Sunday, January 31, 2010

National Philharmonic - Mussorgsky, Prokofiev & Tchaikovsky - 01/31/10

Conductor: Piotr Gajewski
Mussorgsky: Night on a Bald Mountain
Prokofiev: Concerto for Piano (Left hand) and Orchestra, No 4, Op 53 - Leon Fleisher
Tchaikovsky: Symphony No 6 in B Minor, Op. 74, "Pathétique"

What more appropriate than a cold, white Sunday afternoon to go back to Strathmore for a concert dedicated to Russian music? Much beloved pianist, conductor and teacher Leon Fleisher was the special guest and scheduled to handle the concerto for piano for the left hand by Prokofiev, a particularly fitting endeavor considering the right-hand paralysis that stopped him at the pinnacle of his career and prevented him from being a traditional musician for decades. Fortunately, his persistence and the progress of science have allowed him to fully recover and be again the much-sought soloist he once was. After Jeremy Denk and Radu Lupu, I have to say I have been very lucky in the pianist department lately.
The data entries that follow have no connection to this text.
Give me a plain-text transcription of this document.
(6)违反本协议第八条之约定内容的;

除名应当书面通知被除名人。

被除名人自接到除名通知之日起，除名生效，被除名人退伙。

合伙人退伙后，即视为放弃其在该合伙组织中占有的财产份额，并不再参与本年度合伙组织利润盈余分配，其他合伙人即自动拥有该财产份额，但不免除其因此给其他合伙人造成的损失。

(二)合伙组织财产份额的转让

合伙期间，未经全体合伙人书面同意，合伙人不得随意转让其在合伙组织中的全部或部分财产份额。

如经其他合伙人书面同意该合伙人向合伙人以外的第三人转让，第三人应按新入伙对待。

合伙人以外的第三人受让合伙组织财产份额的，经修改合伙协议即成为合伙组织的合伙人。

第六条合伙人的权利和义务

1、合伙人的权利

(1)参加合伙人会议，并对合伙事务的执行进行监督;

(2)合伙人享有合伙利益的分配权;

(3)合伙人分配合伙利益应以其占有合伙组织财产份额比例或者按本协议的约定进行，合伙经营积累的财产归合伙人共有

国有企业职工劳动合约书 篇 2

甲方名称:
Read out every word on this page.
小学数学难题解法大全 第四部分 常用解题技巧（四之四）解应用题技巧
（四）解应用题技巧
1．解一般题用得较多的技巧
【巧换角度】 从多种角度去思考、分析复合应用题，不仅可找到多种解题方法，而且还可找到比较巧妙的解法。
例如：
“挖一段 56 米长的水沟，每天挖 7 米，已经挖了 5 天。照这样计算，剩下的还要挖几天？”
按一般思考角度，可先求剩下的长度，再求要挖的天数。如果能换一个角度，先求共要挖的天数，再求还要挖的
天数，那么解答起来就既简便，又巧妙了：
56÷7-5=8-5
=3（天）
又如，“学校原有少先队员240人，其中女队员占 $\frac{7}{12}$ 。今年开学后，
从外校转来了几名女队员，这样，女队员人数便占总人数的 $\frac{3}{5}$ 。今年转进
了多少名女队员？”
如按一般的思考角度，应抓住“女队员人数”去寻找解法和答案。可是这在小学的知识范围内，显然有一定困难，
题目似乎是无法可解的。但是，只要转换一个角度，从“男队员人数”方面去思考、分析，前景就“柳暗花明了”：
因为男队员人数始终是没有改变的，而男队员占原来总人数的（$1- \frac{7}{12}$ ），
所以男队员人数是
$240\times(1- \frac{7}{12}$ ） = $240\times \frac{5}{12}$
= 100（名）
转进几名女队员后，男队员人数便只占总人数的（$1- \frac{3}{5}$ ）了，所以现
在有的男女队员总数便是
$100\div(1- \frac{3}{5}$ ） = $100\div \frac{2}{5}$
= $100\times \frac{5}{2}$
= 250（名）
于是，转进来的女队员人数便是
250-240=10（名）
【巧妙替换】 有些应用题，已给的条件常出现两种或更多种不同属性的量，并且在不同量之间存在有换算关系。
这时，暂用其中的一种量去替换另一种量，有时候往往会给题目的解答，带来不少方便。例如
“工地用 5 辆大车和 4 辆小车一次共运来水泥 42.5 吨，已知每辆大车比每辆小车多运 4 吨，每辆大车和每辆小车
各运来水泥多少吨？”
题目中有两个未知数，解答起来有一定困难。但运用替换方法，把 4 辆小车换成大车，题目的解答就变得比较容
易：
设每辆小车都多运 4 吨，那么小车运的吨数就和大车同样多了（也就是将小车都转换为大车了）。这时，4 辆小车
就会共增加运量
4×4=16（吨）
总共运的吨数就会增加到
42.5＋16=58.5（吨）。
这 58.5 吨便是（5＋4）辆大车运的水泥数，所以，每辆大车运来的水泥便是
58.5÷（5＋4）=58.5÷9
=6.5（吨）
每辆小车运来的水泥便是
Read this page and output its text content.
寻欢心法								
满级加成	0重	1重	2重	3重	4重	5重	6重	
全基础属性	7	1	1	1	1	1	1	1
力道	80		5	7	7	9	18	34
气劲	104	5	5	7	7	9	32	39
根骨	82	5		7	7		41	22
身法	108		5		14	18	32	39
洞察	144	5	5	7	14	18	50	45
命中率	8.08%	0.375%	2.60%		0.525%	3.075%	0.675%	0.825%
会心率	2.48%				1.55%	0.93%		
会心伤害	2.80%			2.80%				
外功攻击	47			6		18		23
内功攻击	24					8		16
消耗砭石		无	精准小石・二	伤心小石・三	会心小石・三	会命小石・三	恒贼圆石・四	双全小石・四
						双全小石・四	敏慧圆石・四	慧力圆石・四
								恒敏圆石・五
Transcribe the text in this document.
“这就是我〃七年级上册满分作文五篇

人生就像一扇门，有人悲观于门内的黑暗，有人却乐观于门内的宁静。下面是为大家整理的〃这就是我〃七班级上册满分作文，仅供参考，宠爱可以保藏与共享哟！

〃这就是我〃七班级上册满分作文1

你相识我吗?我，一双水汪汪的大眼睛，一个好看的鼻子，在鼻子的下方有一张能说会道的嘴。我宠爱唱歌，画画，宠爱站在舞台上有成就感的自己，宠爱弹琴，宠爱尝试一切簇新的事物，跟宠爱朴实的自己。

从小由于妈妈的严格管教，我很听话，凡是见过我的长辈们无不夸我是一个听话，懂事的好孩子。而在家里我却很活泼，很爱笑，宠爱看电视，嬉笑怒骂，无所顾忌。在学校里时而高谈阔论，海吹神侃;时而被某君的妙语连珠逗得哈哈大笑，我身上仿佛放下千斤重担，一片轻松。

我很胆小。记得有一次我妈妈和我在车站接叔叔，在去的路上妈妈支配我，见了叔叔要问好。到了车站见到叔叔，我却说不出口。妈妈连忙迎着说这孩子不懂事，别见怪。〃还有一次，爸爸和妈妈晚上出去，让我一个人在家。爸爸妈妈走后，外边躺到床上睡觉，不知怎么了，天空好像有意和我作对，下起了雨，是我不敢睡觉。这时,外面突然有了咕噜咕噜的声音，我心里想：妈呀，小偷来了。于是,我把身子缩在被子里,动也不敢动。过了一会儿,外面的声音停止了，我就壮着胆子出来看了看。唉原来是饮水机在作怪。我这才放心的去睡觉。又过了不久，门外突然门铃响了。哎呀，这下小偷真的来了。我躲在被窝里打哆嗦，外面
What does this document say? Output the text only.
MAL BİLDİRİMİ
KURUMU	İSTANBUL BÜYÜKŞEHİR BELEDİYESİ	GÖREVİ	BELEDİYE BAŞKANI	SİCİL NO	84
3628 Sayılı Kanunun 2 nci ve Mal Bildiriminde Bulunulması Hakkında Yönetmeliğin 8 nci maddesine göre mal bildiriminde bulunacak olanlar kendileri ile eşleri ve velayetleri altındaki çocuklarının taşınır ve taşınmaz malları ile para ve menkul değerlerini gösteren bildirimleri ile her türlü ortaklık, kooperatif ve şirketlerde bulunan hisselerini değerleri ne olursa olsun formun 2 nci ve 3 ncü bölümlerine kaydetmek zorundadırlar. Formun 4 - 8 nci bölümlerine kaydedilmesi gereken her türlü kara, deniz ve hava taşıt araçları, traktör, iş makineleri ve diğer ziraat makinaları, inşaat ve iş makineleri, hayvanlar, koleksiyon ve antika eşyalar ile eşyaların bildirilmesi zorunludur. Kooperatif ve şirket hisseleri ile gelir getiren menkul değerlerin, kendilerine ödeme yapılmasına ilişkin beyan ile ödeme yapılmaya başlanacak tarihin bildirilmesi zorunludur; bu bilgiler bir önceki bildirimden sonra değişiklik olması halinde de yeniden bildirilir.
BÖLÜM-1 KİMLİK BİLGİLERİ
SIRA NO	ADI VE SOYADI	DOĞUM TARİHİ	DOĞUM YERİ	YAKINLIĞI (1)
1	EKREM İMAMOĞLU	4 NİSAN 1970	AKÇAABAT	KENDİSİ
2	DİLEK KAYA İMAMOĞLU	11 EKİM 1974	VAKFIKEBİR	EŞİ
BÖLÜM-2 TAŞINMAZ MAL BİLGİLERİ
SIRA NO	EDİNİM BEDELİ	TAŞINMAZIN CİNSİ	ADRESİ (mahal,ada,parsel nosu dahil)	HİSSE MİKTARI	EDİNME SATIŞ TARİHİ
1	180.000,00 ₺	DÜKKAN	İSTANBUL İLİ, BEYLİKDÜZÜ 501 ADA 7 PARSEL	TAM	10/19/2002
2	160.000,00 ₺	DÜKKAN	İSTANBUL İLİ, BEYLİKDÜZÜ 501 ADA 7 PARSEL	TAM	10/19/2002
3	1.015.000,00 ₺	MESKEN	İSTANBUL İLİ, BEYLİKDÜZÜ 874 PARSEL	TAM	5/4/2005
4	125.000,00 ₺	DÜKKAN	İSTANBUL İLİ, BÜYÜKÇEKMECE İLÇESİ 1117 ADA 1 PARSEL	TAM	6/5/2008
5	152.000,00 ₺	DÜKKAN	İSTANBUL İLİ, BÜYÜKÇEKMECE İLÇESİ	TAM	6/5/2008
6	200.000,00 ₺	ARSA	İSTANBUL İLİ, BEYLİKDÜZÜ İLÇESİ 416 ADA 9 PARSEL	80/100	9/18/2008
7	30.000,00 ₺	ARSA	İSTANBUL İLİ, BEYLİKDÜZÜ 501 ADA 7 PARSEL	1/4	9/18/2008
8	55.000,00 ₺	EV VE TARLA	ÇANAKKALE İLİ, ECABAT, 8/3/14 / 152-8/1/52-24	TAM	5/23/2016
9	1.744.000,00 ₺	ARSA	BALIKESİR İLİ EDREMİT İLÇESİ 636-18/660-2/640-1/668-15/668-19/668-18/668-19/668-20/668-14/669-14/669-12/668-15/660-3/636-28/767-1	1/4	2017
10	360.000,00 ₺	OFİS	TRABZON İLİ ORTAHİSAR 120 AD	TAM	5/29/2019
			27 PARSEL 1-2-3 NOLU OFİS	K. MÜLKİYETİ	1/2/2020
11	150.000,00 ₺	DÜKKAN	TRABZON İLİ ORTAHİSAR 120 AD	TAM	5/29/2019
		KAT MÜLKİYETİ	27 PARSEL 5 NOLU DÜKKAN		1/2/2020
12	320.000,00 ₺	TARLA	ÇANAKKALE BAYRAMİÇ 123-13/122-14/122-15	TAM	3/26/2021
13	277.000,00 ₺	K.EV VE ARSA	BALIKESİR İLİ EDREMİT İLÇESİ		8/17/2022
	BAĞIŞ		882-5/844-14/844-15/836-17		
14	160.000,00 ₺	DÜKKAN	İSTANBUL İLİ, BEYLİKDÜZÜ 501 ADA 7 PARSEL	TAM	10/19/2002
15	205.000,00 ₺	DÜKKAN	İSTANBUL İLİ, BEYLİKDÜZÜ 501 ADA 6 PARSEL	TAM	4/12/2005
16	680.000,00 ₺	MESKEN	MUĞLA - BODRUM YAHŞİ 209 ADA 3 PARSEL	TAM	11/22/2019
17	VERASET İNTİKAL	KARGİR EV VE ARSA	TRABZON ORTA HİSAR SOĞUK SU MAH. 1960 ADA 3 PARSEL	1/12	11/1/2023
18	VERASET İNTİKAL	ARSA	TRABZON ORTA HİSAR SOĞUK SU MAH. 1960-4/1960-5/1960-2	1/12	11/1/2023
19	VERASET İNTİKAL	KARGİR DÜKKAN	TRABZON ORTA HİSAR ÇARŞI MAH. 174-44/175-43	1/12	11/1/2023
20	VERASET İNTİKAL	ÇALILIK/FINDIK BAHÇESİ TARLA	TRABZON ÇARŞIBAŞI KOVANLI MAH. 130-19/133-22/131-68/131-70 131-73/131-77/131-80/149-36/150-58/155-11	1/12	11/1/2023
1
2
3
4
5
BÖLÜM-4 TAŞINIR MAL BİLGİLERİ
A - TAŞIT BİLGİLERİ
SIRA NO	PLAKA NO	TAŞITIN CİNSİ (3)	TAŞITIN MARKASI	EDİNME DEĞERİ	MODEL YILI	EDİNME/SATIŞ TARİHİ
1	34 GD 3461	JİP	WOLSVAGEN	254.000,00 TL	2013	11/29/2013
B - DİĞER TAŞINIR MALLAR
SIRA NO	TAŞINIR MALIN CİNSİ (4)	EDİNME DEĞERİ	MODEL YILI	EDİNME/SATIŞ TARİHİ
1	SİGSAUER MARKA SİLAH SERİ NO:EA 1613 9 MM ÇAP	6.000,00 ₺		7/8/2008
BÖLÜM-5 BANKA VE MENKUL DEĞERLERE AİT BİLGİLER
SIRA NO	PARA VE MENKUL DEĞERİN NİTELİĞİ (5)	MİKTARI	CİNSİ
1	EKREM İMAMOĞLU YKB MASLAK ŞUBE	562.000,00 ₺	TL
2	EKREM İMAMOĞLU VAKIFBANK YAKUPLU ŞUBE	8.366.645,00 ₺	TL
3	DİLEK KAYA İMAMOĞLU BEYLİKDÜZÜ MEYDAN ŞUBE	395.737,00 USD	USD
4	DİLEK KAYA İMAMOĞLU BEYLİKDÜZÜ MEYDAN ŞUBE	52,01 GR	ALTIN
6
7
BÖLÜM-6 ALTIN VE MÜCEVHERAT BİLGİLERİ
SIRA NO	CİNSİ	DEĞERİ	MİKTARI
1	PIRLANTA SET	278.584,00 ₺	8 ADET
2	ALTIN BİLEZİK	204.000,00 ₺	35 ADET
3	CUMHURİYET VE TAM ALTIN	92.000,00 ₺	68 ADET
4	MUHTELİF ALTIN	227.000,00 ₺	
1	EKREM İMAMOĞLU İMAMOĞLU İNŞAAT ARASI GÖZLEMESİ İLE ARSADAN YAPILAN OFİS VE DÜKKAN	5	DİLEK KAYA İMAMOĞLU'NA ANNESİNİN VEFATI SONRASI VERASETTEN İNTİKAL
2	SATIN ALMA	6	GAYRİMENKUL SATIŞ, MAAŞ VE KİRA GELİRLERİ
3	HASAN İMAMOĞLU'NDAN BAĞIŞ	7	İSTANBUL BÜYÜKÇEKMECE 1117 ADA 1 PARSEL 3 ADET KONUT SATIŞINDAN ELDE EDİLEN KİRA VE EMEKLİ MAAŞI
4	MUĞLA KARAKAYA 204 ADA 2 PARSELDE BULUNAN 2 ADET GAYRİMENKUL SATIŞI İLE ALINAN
And I felt even luckier when I saw that the rest of the program featured Mussorgsky's delightfully spooky Night on a Bald Mountain and Tchaikovsky's relentlessly gripping Pathétique symphony.

Mussorgsky's Night on a Bald Mountain of course brings to mind what is probably the scariest part of the Disney film Fantasia, in which ghouls and skeletons go dance at the top of a bald mountain with a big black Satan before the festivities are eventually interrupted by dawn, an episode faithfully in line with the original Russian folk tale that inspired the composition. This afternoon, the Rimsky-Korsakov-improved score resounded with unrestrained force in the concert hall, energetically conjuring up the same type of devilish fun, never mind that it was taking place in a most upscale Maryland suburb.
Commissioned by the Austrian pianist Paul Wittgenstein after he lost his right hand during World War I, Prokofiev's piano concerto for the left hand was never actually played by his particularly finicky recipient and just disappeared. A quarter of a century later a German pianist having lost his right hand during World War II asked Prokofiev's widow to dig it out after hearing about it. Bless his heart! It is a nice little piece, with three whimsical movements and a lushly lyrical second one. Leon Fleisher having suffered to some degree the same handicap as the two previous pianists obviously has a special connection to this non-traditional composition, and he gave a remarkably nuanced and perkily light-hearted interpretation of it.
As talented and generous as the two other piano men I've heard recently, he also went way beyond the call of duty, with his two hands this time, and responded to our endless ovation with a substantial, if not Russian, encore: Sheep May Safely Graze by Bach's Cantata No 208. Here again, he easily enchanted everybody with the delicacy of his touch, discreetly highlighting the lovely recurring melody and the overall sing-song quality of that extra goodie.
But a Russian-centric concert wouldn't be complete without Tchaikovsky, so after getting to hear three of his shorter works a couple of days ago, I was more than ready for his beautiful swan song, the ever-popular Pathétique, probably my favorite among his symphonies. All the familiar themes were there, the unbridled confidence of the first movement, the awkward waltz of the second one, the triumphant march of the third one, and the poignant, whispering death of the fourth one. Today, the famously false ending after the third movement was all the more believable as maestro Gajewski turned to the audience with the exhilarated expression of a marathon winner catching his breath after making it through the finish line, which to some extent he was. Once the clapping subdued, we did get to enjoy one of classical music's most moving conclusions. It was a hair-raising, no-holds-barred performance, a more than fitting way to end an official Russian concert and an unofficial Tchaikovsky week.